Francis Henry Blackburne Daniell (19 January 1845 – 10 February 1921) was an Anglo-Irish barrister and historian, known for his work on the Calendar of State Papers.

==Early life and education==
Francis Henry Blackburne Daniell was born at Roebuck, County Cavan, Ireland, son of Captain George Daniell (1797-1856), JP, of the Royal Navy, from an Irish landed gentry family, and Alicia Katherine (d. 1885), daughter of the judge and Lord Chancellor of Ireland Francis Blackburne. He was educated at St Columba's College, Dublin, and matriculated at Trinity College, Cambridge in 1863, graduating B.A. in 1867 and M.A. in 1870.

==Career==
Blackburne Daniell entered the Inner Temple in 1866, and was a Fellow of Trinity College from 1869. He was called to the bar in 1871.

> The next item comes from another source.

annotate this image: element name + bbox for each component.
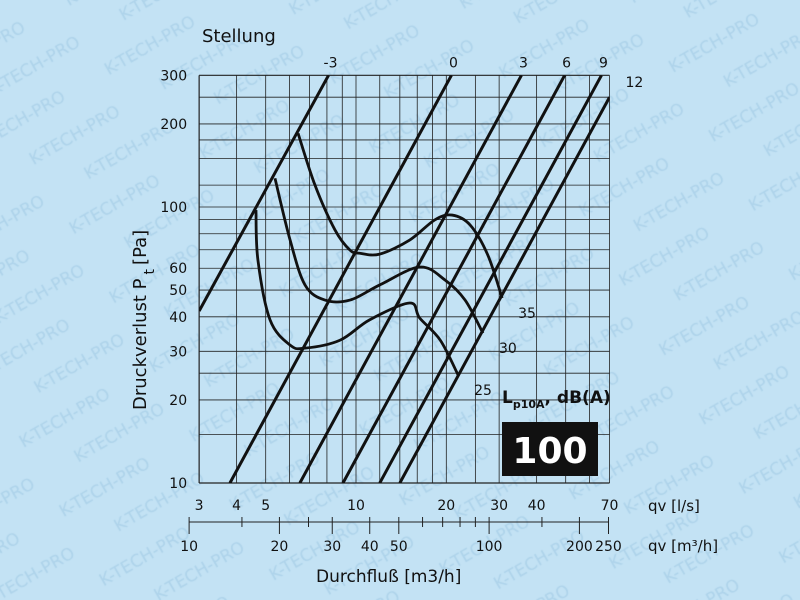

He worked as an editor on the Historical Manuscripts Commission and for the Calendar of State Papers, concentrating on the reign of Charles II of England. With Charles Thornton Forster he wrote Life and Letters of Ogier Ghiselin de Busbecq (London, 1881).

==Personal life ==
In 1877, he married Caroline Sophia (1844-1933), daughter of the barrister and agriculturist William Bence Jones, of Lisselane, County Cork, Ireland, and of 34, Elvaston Place, London. They had four sons- George (1878-1917), William Arthur (1881-1951), Francis (1882-1903), and Henry Edmund (1885-1970), who pursued military and civil service careers- and a daughter, Alice (1879-1925), who married Edward Granville Browne and was mother of the judge Sir Patrick Browne.

He died on 10 February 1921 in London.